Who decides what era we are living in?

Dr. Colin Waters: Part of the problem we have is that when Paul Crutzen came up with the name, when he’s determined the Anthropocene – the “cene”-bit represents an epoch. He just used that suffix to represent the epoch. So, we are almost starting at that level and trying to decide whether that is justifiable. And of course, what you do is that you compare that with the previous epochs, smaller subdivisions of ages or stages that seem to have less significant changes in the environment or the changes of signatures.

So, what we are doing is comparing like for like. We are looking specifically at the Anthropocene. The Subcommission on Quaternary Stratigraphy are the people who actually initiated our working group. They asked, set it up and came up with this decision. So, we would report to them. They are responsible for the last 2.5 million years of geological time. And so, they have to then decide if they wish to have that as the formal unit, how that fits in with the existing nomenclature for the quaternary.

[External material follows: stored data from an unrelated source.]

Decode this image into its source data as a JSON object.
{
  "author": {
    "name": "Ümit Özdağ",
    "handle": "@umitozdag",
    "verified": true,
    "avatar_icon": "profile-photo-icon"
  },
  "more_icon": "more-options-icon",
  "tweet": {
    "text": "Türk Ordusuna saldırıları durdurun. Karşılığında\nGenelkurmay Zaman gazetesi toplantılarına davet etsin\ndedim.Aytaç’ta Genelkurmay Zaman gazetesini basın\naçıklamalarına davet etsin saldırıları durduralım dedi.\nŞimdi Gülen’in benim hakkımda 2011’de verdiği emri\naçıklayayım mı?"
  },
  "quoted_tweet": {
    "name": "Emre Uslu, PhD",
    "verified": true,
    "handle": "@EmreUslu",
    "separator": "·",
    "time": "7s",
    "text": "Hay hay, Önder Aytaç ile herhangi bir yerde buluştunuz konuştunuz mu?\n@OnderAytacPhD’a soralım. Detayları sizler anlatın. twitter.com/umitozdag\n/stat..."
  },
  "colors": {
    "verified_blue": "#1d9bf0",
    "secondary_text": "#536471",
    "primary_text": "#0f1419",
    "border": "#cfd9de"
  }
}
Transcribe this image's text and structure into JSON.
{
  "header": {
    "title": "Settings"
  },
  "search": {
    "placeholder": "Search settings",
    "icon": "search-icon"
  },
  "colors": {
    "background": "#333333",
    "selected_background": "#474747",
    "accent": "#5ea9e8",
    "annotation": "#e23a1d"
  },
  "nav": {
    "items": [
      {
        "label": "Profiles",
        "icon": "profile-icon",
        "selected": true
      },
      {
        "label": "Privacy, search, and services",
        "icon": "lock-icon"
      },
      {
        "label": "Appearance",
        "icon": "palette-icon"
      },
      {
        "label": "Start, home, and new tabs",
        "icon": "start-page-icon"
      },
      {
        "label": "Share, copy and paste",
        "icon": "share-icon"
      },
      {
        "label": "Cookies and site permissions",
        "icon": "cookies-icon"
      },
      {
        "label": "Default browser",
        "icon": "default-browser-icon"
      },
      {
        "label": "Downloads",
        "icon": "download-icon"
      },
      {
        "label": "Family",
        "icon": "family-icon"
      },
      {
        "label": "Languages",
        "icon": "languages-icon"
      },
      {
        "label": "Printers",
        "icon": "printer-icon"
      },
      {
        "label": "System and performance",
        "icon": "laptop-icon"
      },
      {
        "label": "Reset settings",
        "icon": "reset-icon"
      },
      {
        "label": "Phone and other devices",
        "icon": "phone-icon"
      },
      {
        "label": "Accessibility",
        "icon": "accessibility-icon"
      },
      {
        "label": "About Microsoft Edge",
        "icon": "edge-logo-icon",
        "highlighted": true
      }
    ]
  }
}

So, ultimately, they would have that call. But it then goes up at least two more levels to the International Union of Geological Scientists, who, again, have a group of voting members who will ultimately decide whether to ratify the term. It is their final call.

And then it depends on the government involved, whether they want to recognize that or not and the textbooks are updated and so on.

Dr. Colin Waters: Obviously, there is a standard of geological time and everyone is expected to follow that on. So, if the IUGS ratify the term, them it officially becomes part of the geological time scale and it is then assumed that all scientific publications would use that terminology without definition.